As the non-conformist preachers of Virginia were aggressive men, so were the early preachers of Kentucky.
In Virginia they fought for religious freedom and social liberty; in Kentucky William McKendrie, Father Rice and such men fought to preserve Kentucky to the Union and to embody in her first constitution provisions to abolish slavery. Some years after she was admitted to the Union, as militant preachers they used their power of thought, speech and example to curb a strong anti-federalist sentiment that would have torn her from the Union upon the issues presented by the Genet Mission, in sympathy for France against England and Spain; in opposition to Jay’s policies and the Federal alien and sedition laws. The state was strongly anti-federal; and Jefferson its political idol.
The early citizens of Kentucky, limited in resource for entertainment, organized in the large towns debating clubs or societies which held weekly meetings. Debates upon religious and political subjects were common and popular. It is said, where two or three Kentuckians are gathered together, there will a speech be made.

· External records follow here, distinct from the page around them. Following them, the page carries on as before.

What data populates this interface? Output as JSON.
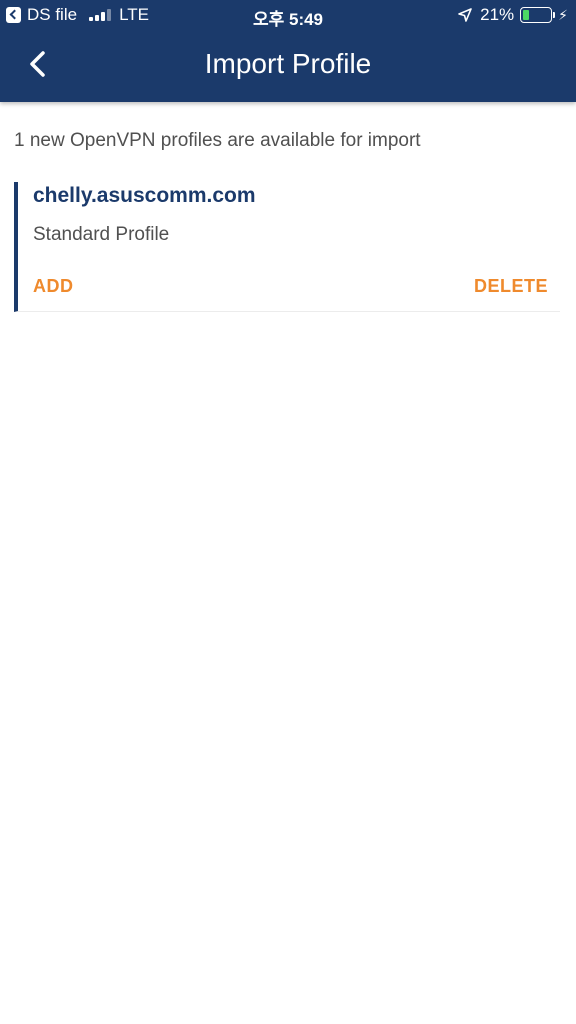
{
  "status_bar": {
    "back_app": "DS file",
    "network": "LTE",
    "time": "오후 5:49",
    "battery": "21%",
    "battery_level": 0.21,
    "battery_color": "#4cd964"
  },
  "header": {
    "title": "Import Profile",
    "back_icon": "chevron-left-icon",
    "background": "#1b3a6b"
  },
  "content": {
    "info": "1 new OpenVPN profiles are available for import",
    "profiles": [
      {
        "name": "chelly.asuscomm.com",
        "type": "Standard Profile",
        "add_label": "ADD",
        "delete_label": "DELETE"
      }
    ],
    "accent_color": "#ef8a2d"
  }
}
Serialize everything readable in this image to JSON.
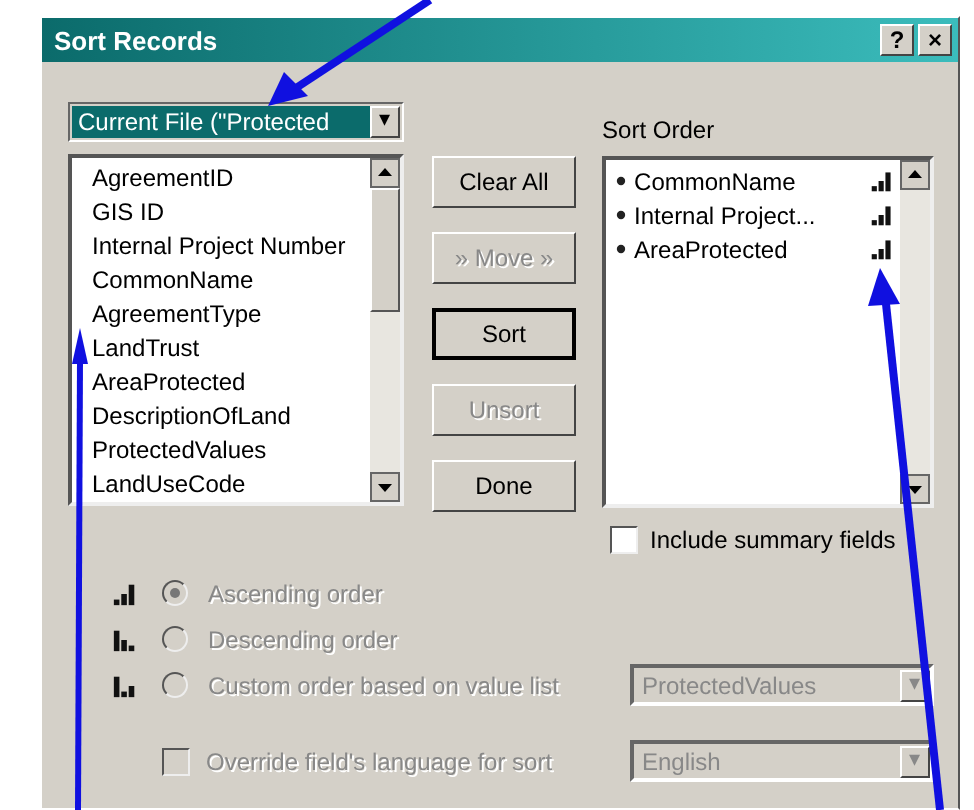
{
  "window": {
    "title": "Sort Records",
    "help": "?",
    "close": "×"
  },
  "file_selector": {
    "value": "Current File (\"Protected",
    "arrow": "▾"
  },
  "fields": [
    "AgreementID",
    "GIS ID",
    "Internal Project Number",
    "CommonName",
    "AgreementType",
    "LandTrust",
    "AreaProtected",
    "DescriptionOfLand",
    "ProtectedValues",
    "LandUseCode"
  ],
  "buttons": [
    {
      "label": "Clear All",
      "disabled": false,
      "default": false
    },
    {
      "label": "» Move »",
      "disabled": true,
      "default": false
    },
    {
      "label": "Sort",
      "disabled": false,
      "default": true
    },
    {
      "label": "Unsort",
      "disabled": true,
      "default": false
    },
    {
      "label": "Done",
      "disabled": false,
      "default": false
    }
  ],
  "sort_order": {
    "label": "Sort Order",
    "items": [
      {
        "name": "CommonName",
        "kind": "ascending"
      },
      {
        "name": "Internal Project...",
        "kind": "ascending"
      },
      {
        "name": "AreaProtected",
        "kind": "ascending"
      }
    ]
  },
  "include_summary": {
    "label": "Include summary fields",
    "checked": false,
    "disabled": false
  },
  "order_options": [
    {
      "kind": "ascending",
      "label": "Ascending order",
      "selected": true,
      "disabled": true
    },
    {
      "kind": "descending",
      "label": "Descending order",
      "selected": false,
      "disabled": true
    },
    {
      "kind": "custom",
      "label": "Custom order based on value list",
      "selected": false,
      "disabled": true
    }
  ],
  "value_list": {
    "value": "ProtectedValues",
    "disabled": true
  },
  "override_language": {
    "label": "Override field's language for sort",
    "checked": false,
    "disabled": true
  },
  "language": {
    "value": "English",
    "disabled": true
  }
}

Reference has heretofore been made to the political club at Danville, one of this kind; but such clubs were succeeded by those of anti-federalist tendencies. In August, 1793, a club of French sympathizers, known as The Lexington Democratic Society, was organized at Lexington and others of like character at Paris and Georgetown.
There were several cogent reasons why Kentuckians should sympathize with France in the war she was then [pg 278] waging with England and Spain. The American colonies in return for aid in the Revolution had bound themselves to France in any defensive war she should be forced into with Great Britain. In addition resentment against the British was at fever heat, because they continued to hold the forts of the Northwest Territory despite the treaty of 1783 and the officers in charge of the forts aided and abetted the Indians to intermittently raid the settlements of Ohio and Kentucky. Again, Kentuckians desired the United States to become an ally of France; in which event it would give them the opportunity to procure by force of arms the free navigation of the Mississippi; which the Spaniards controlled and hedged about with such commercial restrictions as to create a bitter hatred in Kentucky against Spain.